2005年03月04日

『代価はバラ一輪』 カドフェル・シリーズ エリス・ピーターズ 大出健訳

"THE ROSE RENT"

 町一番の服地屋の跡取り娘ジュディス・パールは夫の死後、住んでいた門前通りの家を修道院に寄贈する。その家は青銅細工師のニールに貸し出され、家賃は聖ウィルフレッドの祭壇を照らす灯りに使われることになっている。代価は庭に咲く、最も美しく、香り高いバラを一輪、聖ウィルフレッドの移葬祭の日に受け取ること。

 幼い頃から修道士になるために修道院に預けられていたエルーリックがこの3年、祭りの日にジュディスにバラを届けに行っていた。美しいジュディスに許されぬ想いを抱き、苦しむエルーリックに代わり、ことしから店子のニールがバラを届けることになった。その矢先、庭のバラが無惨に傷つけられ、その根本にエルーリックの遺体が横たわっているのが発見された。

 若き修道士はなぜ殺害されたのか? だれが殺したのか?  手がかりもつかめない中で、ジュディスが失踪し、第2の殺人が起こる。

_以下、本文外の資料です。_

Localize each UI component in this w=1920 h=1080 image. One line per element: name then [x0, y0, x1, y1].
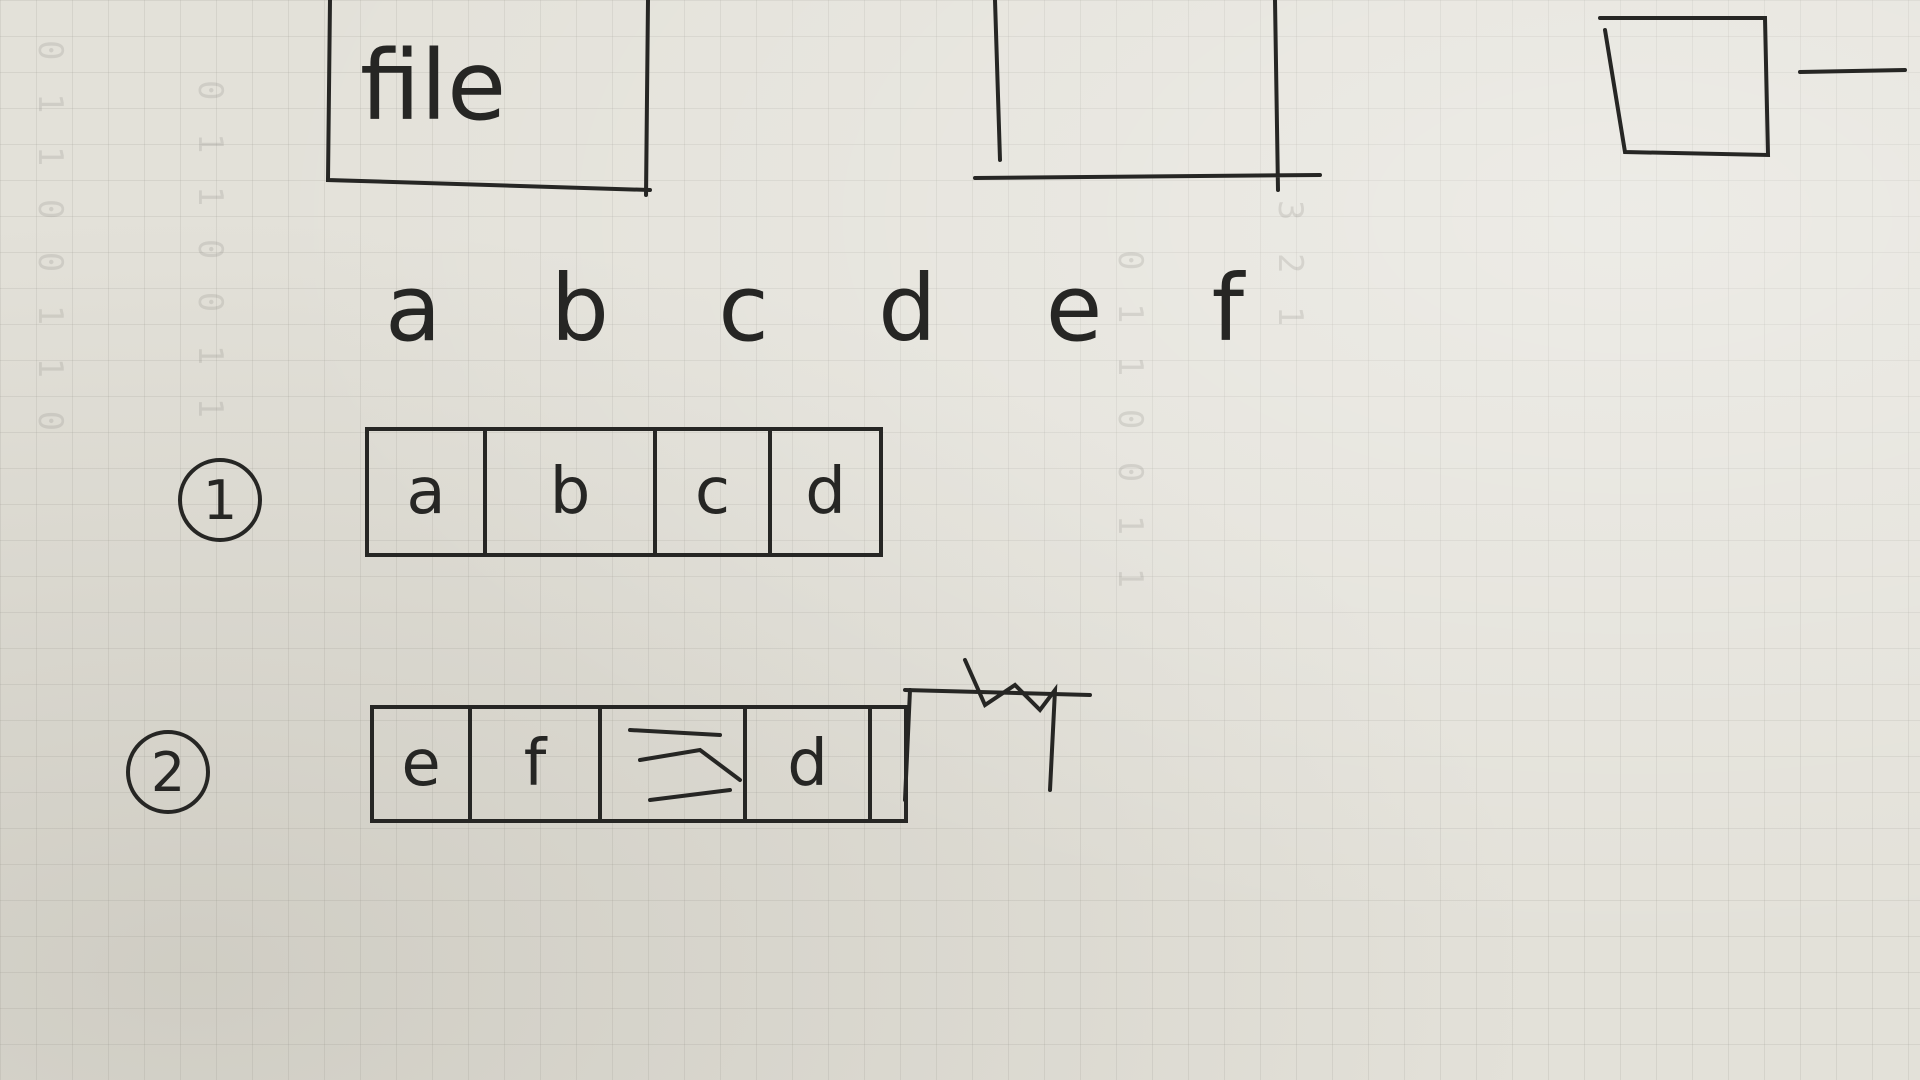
row2-cell: e	[370, 705, 468, 823]
letters-row: a b c d e f	[385, 255, 1284, 362]
file-label: file	[360, 30, 507, 142]
small-box-outline	[1598, 16, 1771, 158]
row2-top-extension	[903, 688, 1092, 697]
row1-cell: a	[365, 427, 483, 557]
row1-cell: d	[768, 427, 883, 557]
row2-cell: f	[468, 705, 598, 823]
scribble-mark	[903, 658, 1058, 802]
ghost-writing: 0 1 1 0 0 1 1 0	[30, 40, 70, 438]
row1-cell: c	[653, 427, 768, 557]
ghost-writing: 0 1 1 0 0 1 1	[1110, 250, 1150, 595]
crossed-out-scribble	[628, 728, 742, 802]
middle-box-outline	[973, 0, 1322, 192]
stub-line	[1798, 68, 1907, 74]
row2-marker: 2	[126, 730, 210, 814]
row2-marker-number: 2	[150, 740, 186, 804]
file-box-outline	[644, 0, 650, 197]
row2-cell: d	[743, 705, 868, 823]
ghost-writing: 3 2 1	[1270, 200, 1310, 333]
file-box-outline	[325, 0, 652, 192]
row2-cells: e f d	[370, 705, 908, 823]
ghost-writing: 0 1 1 0 0 1 1	[190, 80, 230, 425]
row1-cells: a b c d	[365, 427, 883, 557]
row1-marker-number: 1	[202, 468, 238, 532]
row1-marker: 1	[178, 458, 262, 542]
row2-cell	[868, 705, 908, 823]
row2-cell	[598, 705, 743, 823]
row1-cell: b	[483, 427, 653, 557]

 亡き夫と授かることのなかった赤ん坊を思い、修道院に入ろうと思い詰める若く美しいジュディスはまた、裕福な未亡人でもあった。夫と暮らした思い出にあふれた家を寄贈し、その対価をバラ一輪としたジュディスの切ない思い。そんなジュディスに思いを寄せる男たち。さまざまな人の思いがバラのような女性、ジュディスをめぐって交錯する。

 悲しみに見舞われながらも、まっすぐ生きようとするジュディスに心打たれ、ジュディスを見守る控えめだけど、温かな眼差しに救われるような気がする。甘やかなバラの香りに包まれたような、そんな読後感を楽しめる1冊である。